Il n’y a pas longtemps je suis tombé sur cette image dans mon fil Facebook. J’ai instantanément eu une petite sensation de vomi-dans-ma-bouche tellement le sujet en était rétrograde, mais sans avoir le temps d’en faire une montée de lait en bonne et due forme. Alors voici, je me reprends. La vengeance, dit-on, est un plat qui se mange froid.

Mais d’abord, l’image en question. C’est un dérivé des fameux memes « Here’s Bill », qui sont d’ailleurs en train de devenir l’une des 7 plaies de l’internet. Jugez plutôt:

Vomi

Alors si on faisait une petite liste de tout ce qui ne fait aucun sens dans ce torchon concentré:

  1. On traite Julie comme une espèce de créature surnaturelle dotée du pouvoir magique de faire ou détruire les relations des autres.
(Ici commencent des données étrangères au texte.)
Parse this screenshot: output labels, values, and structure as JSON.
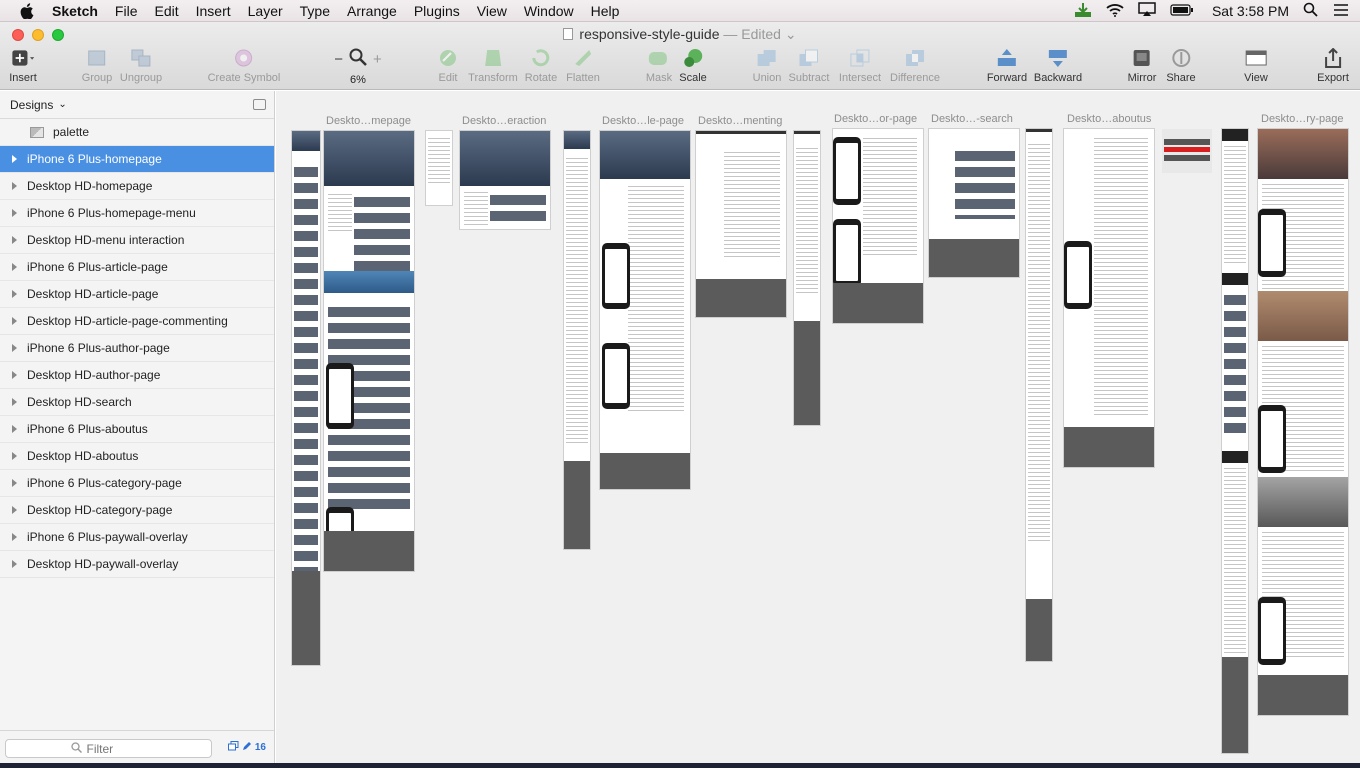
{
  "menubar": {
    "app_name": "Sketch",
    "items": [
      "File",
      "Edit",
      "Insert",
      "Layer",
      "Type",
      "Arrange",
      "Plugins",
      "View",
      "Window",
      "Help"
    ],
    "clock": "Sat 3:58 PM"
  },
  "window": {
    "doc_title": "responsive-style-guide",
    "doc_status": "— Edited"
  },
  "toolbar": {
    "insert": "Insert",
    "group": "Group",
    "ungroup": "Ungroup",
    "create_symbol": "Create Symbol",
    "zoom_level": "6%",
    "edit": "Edit",
    "transform": "Transform",
    "rotate": "Rotate",
    "flatten": "Flatten",
    "mask": "Mask",
    "scale": "Scale",
    "union": "Union",
    "subtract": "Subtract",
    "intersect": "Intersect",
    "difference": "Difference",
    "forward": "Forward",
    "backward": "Backward",
    "mirror": "Mirror",
    "share": "Share",
    "view": "View",
    "export": "Export"
  },
  "sidebar": {
    "pages_label": "Designs",
    "layers": [
      {
        "label": "palette"
      },
      {
        "label": "iPhone 6 Plus-homepage"
      },
      {
        "label": "Desktop HD-homepage"
      },
      {
        "label": "iPhone 6 Plus-homepage-menu"
      },
      {
        "label": "Desktop HD-menu interaction"
      },
      {
        "label": "iPhone 6 Plus-article-page"
      },
      {
        "label": "Desktop HD-article-page"
      },
      {
        "label": "Desktop HD-article-page-commenting"
      },
      {
        "label": "iPhone 6 Plus-author-page"
      },
      {
        "label": "Desktop HD-author-page"
      },
      {
        "label": "Desktop HD-search"
      },
      {
        "label": "iPhone 6 Plus-aboutus"
      },
      {
        "label": "Desktop HD-aboutus"
      },
      {
        "label": "iPhone 6 Plus-category-page"
      },
      {
        "label": "Desktop HD-category-page"
      },
      {
        "label": "iPhone 6 Plus-paywall-overlay"
      },
      {
        "label": "Desktop HD-paywall-overlay"
      }
    ],
    "filter_placeholder": "Filter",
    "artboard_count": "16"
  },
  "canvas": {
    "artboard_labels": [
      "Deskto…mepage",
      "Deskto…eraction",
      "Deskto…le-page",
      "Deskto…menting",
      "Deskto…or-page",
      "Deskto…-search",
      "Deskto…aboutus",
      "Deskto…ry-page"
    ]
  },
  "colors": {
    "selection": "#4a90e2",
    "accent_red": "#d81e1e"
  }
}
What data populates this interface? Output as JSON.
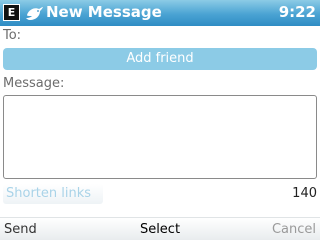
{
  "header": {
    "app_icon_letter": "E",
    "title": "New Message",
    "time": "9:22",
    "bird_icon": "bird-icon",
    "bar_color": "#4aa3d3"
  },
  "form": {
    "to_label": "To:",
    "add_friend_label": "Add friend",
    "message_label": "Message:",
    "message_value": "",
    "shorten_links_label": "Shorten links",
    "char_count": "140"
  },
  "softkeys": {
    "left": "Send",
    "center": "Select",
    "right": "Cancel"
  }
}
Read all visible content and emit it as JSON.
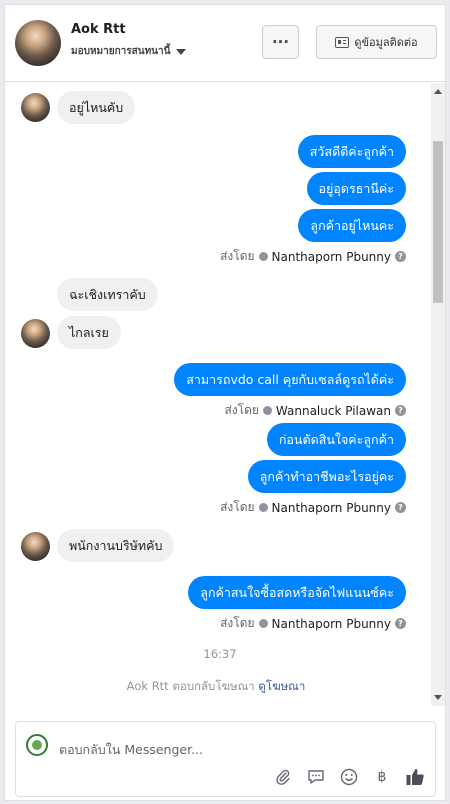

Non seulement ça, mais le langage vise précisément à stigmatiser toutes les Julie de ce monde qui oseraient (scandale!) révéler leur sentiment. Well, tough luck. Les sentiments, ce n’est pas fait pour être réprimés. D’ailleurs, se référer au point deux. Peut-être que l’autre gars n’a pas trop envie de se réprimer non plus. Enfin, même si l’infidélité était répréhensible (et ça, c’est un jugement de valeur que je ne suis pas prêt à cautionner), ça prend au minimum trois personnes avec chacun leur bonne dose de responsabilité pour qu’une telle situation se produise.
  2. On ne sait jamais, au final, ce que peut bien ressentir l’autre gars. On met d’abord l’emphase sur sa relation, comme si cet élément, en soi, justifiait tout le reste, au mépris de toutes les autres émotions et vécus possibles. Et si:
    1. il s’emmerdait dans sa relation, parce que sa blonde le prend pour acquis, parce qu’au fil des années ils se sont éloignés et que finalement il reste juste par habitude? Et s’il était malheureux, maltraité?
    2. il trouvait Julie bien de son goût lui aussi?
    3. Il était complètement indifférent?
  3. On ne sait jamais, non plus, ce qu’en pense la blonde anonyme de l’autre gars (lui-même déjà pas mal anonyme aussi). Elle n’existe qu’en tant que victime potentielle d’une agression (la destruction de sa relation).
  4. Les points 1, 2 et 3 devraient vous avoir mis la puce à l’oreille, mais si ce n’est pas encore clair, voici ce qui est vraiment dégoûtant dans ce texte moralisateur digne des petits catéchismes de fond de rang des années 30: on déshumanise complètement chacun des acteurs, au détriment du rôle sacro-saint de « la relation ». Et par relation, on entend « Privilège de couple ».  Autrement dit, on se fout du bien être de Julie, du gars, de sa blonde, qui au demeurant pourraient tous deux très bien s’ouvrir et mettre un peu de piquant dans leur vie de couple en invitant Julie.
    1. Et puis là, petite parenthèse, remarquez que c’est Julie qui vient foutre le bordel, et non pas Julien. Le choix éditorial en révèle long en partant (vive le slut-shaming, quoi). « Elle n’a jamais eu de lien avec ce gars là alors elle ne veut pas en créer. » WTF? C’est une femme qui doit se priver, se réprimer. Pas un homme. Et ce n’est pas un choix innocent. Le contrôle du corps et des désirs féminin est après tout la visée ultime du patriarcat, mais précisons pour la petite histoire que le gars et sa blonde pourraient tout aussi bien être intéressés par Julie que Julien (ou les deux, ou plus, ou pas du tout).
  5. On conçoit les relations comme statiques, ne pouvant se transformer que sous l’impulsion d’une immense tragédie externe. Or les relations sont dynamiques. Elles changent graduellement, avec le temps, comme les partenaires. Et il est inévitable (voir mes billets précédents) que parfois elles se transforment ou se terminent dans le deuil. Mais on préfère faire l’autruche, ignorer le tout, et calomnier la première cible facile venue plutôt que d’affronter en face la réalité.
    1. Notez qu’on conçoit aussi les relations comme fermées. Mais ça, c’est un choix, pas une obligation, et ça devrait encore moins être une convention.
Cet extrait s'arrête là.